J’arrive au P.C. du Colonel à la nuit. Le poste de secours est encombré de blessés, pas une goutte d’eau et le Major me prie sèchement de rejoindre mon unité avec les corvées qui vont monter. Celles-ci arrivent ; il s’agit de la section de discipline chargée du ravitaillement pour les deux Bataillons. Je me joins à la corvée, mais avant le départ nous devons laisser passer un formidable tir de barrage. Nous nous dispersons dans des abris. Ceux-ci sont solides et peuvent résister aux 210 qui tombent ici comme grêle.
━ Allez ! en route la corvée !
L’officier qui commande la section nous entraîne vers la crête. Là-haut, l’immensité noire. Sur l’autre versant, un nouveau tir de barrage nous bloque dans un chemin creux. Je me glisse à l’entrée d’une niche occupée par un soldat du 3e Bataillon. Ce dernier est très satisfait de ma présence, mon corps lui sert de pare-éclats.
Ce torrent de feu et de gaz a duré jusqu’au petit jour. Mon corps, comme une masse élastique n’a cessé de tressaillir sous les souffles chauds des puissantes explosions et le masque est resté en permanence sur mon visage.
Le jour nous a surpris pendant ce déluge et nous sommes revenus au P.C. du Colonel, ramenant les blessés et le ravitaillement.
Lundi 22 mai. ━ Chaleur torride.
Contre la falaise brûlante nichent les services du Régiment. À force de mendier, un cavalier de la liaison du colonel veut bien me céder 1/2 quart de café froid.
━ Tu sais, me dit-il, c’est pour moi un sacrifice. Il n’y a pas plus à boire ici qu’en première ligne, mais puisque tu viens de là-haut, je vais te donner ce que je peux.
J’ai bu, et la délicieuse boisson a accentué ma soif. Le cavalier a raccroché son bidon pour rejoindre une niche voisine. Sans scrupule, j’ai saisi le bidon et l’ai vidé d’un seul trait, puis dévalant la falaise je me suis éloigné comme un malfaiteur et pourtant je n’ai aucun regret, ce type-là n’est qu’un embusqué.
La nuit est revenue.
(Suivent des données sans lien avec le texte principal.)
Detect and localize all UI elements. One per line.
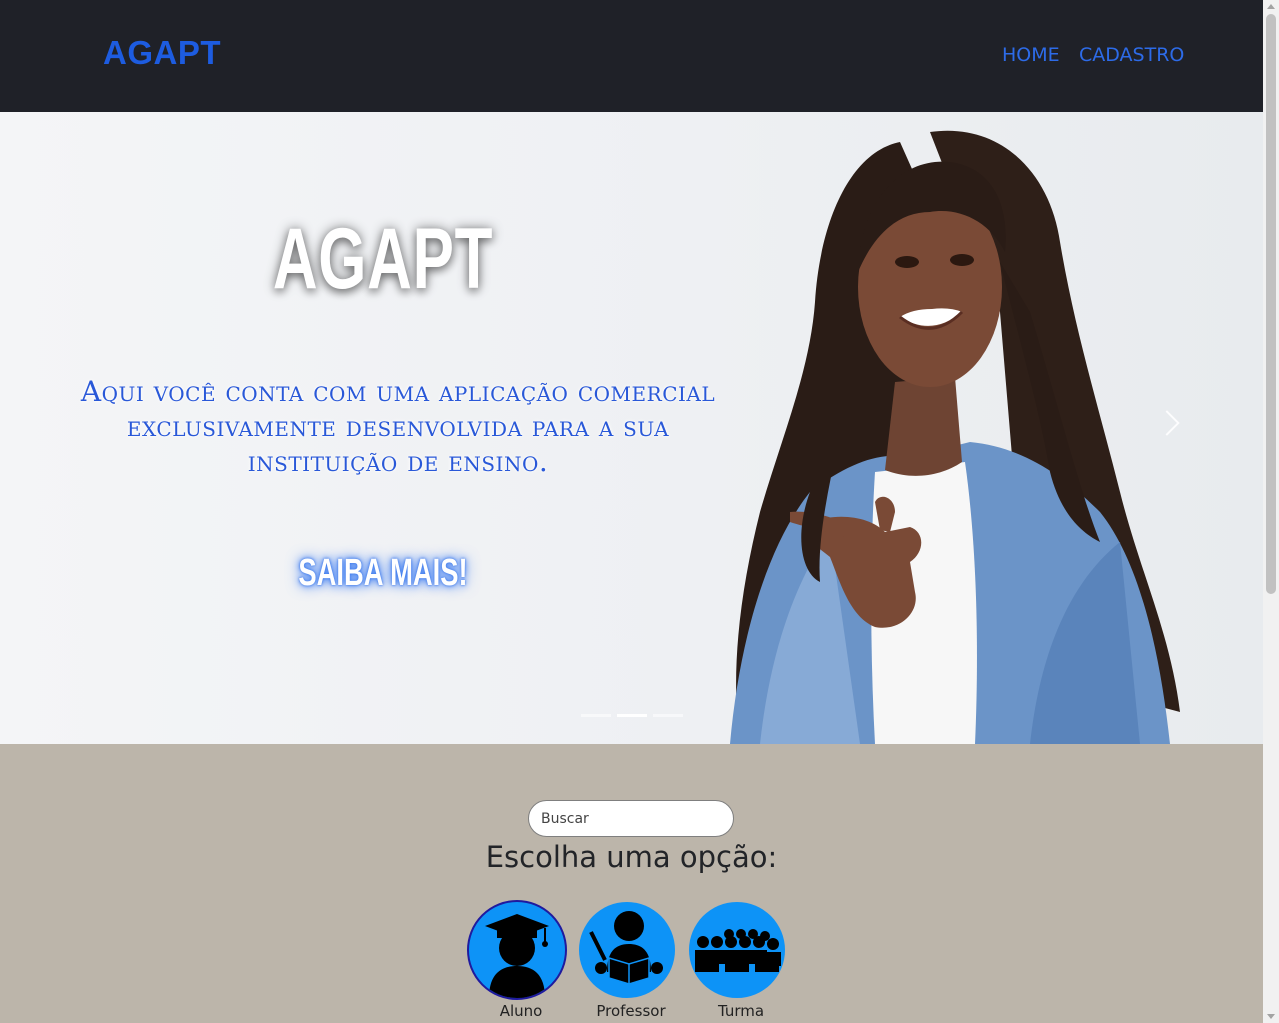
hero-title: AGAPT: [272, 211, 494, 307]
saiba-mais-button[interactable]: SAIBA MAIS!: [293, 552, 473, 595]
search-input[interactable]: [528, 800, 734, 837]
hero-woman-image: [730, 130, 1180, 744]
option-professor-label: Professor: [596, 1002, 666, 1020]
scroll-thumb[interactable]: [1266, 14, 1276, 594]
option-turma-label: Turma: [717, 1002, 765, 1020]
brand-logo[interactable]: AGAPT: [103, 34, 221, 72]
page-scrollbar[interactable]: [1263, 0, 1279, 1023]
hero-subtitle: Aqui você conta com uma aplicação comerc…: [80, 375, 716, 478]
option-aluno-label: Aluno: [499, 1002, 543, 1020]
navbar: AGAPT HOME CADASTRO: [0, 0, 1263, 112]
carousel-indicator-1[interactable]: [581, 714, 611, 717]
carousel-indicator-2[interactable]: [617, 714, 647, 717]
teacher-icon: [579, 902, 675, 998]
hero-carousel: AGAPT Aqui você conta com uma aplicação …: [0, 112, 1263, 744]
carousel-indicator-3[interactable]: [653, 714, 683, 717]
nav-home-link[interactable]: HOME: [1002, 44, 1060, 66]
option-turma-button[interactable]: [687, 900, 787, 1000]
option-professor-button[interactable]: [577, 900, 677, 1000]
choose-option-heading: Escolha uma opção:: [485, 840, 778, 874]
scroll-down-icon[interactable]: [1267, 1014, 1275, 1019]
nav-cadastro-link[interactable]: CADASTRO: [1079, 44, 1184, 66]
student-graduate-icon: [467, 900, 567, 1000]
classroom-icon: [689, 902, 785, 998]
scroll-up-icon[interactable]: [1267, 4, 1275, 9]
option-aluno-button[interactable]: [467, 900, 567, 1000]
Devant la sape du colonel un soldat tourne une manivelle. Un obus siffle, percute, un homme touché chancelle. Le joueur d’orgues est rentré précipitamment et pour me distraire, je tourne à mon tour le ventilateur du gourbi du colonel.
━ La corvée de soupe, rassemblement !
Pour la seconde fois la section de discipline va tenter de ravitailler les lignes et pour la seconde fois je vais tenter de rejoindre mon unité.
La corvée s’allonge et démarre.
Au premier chemin creux, comme hier, barrage d’obus et de gaz. Même cauchemar, mêmes angoisses et la pointe du jour nous découvre dans les niches du 3e Bataillon. Cette fois ci je poursuis ma route vers le chemin creux du 2e Bataillon.
Près du carrefour le colonel Berthoin est en conversation avec le commandant Jeantis. Les deux officiers sont debout comme en promenade. Je me présente et expose mon cas. Je veux rejoindre mon unité, la 2e Compagnie.
Le Colonel s’adresse au Commandant.
━ La 2e Compagnie ? Savez-vous où se trouve cette Compagnie, Jeantis ?
━ Vraisemblablement vers l’Hospice, mon Colonel, répond le Commandant, et muni de ce renseignement sommaire, je me rapproche du P.C. de mon Bataillon.
Il était temps. Un tir de barrage se déclenche et souffle tout ce qui demeure dans le chemin creux. Les hommes se précipitent dans les niches. J’en partage une avec un coureur.
Sous les coups de pioches monstrueux, les 50 cm. de terre qui nous abritent s’effritent peu à peu. Une fumée âcre saisit la gorge et irrite les yeux. Les explosions se fondent dans une terre en ébullition et le Mont Rouge tressaille, comme prêt à s’écrouler. Près d’ici des cris, des hurlements. Ma vue s’obscurcit et mes oreilles sifflent dans une demi-surdité qui me gagne. Sous un formidable choc, la niche est soulevée, puis s’affaisse et par une lézarde la terre coule sur nous. Mon camarade a poussé un cri et son corps allongé contre le mien a été secoué par une détente nerveuse. C’est le drame du fossé qui recommence. Torturés, crispés, étreints par une terreur indicible, nos corps frémissent et se contractent à chaque coup de massue.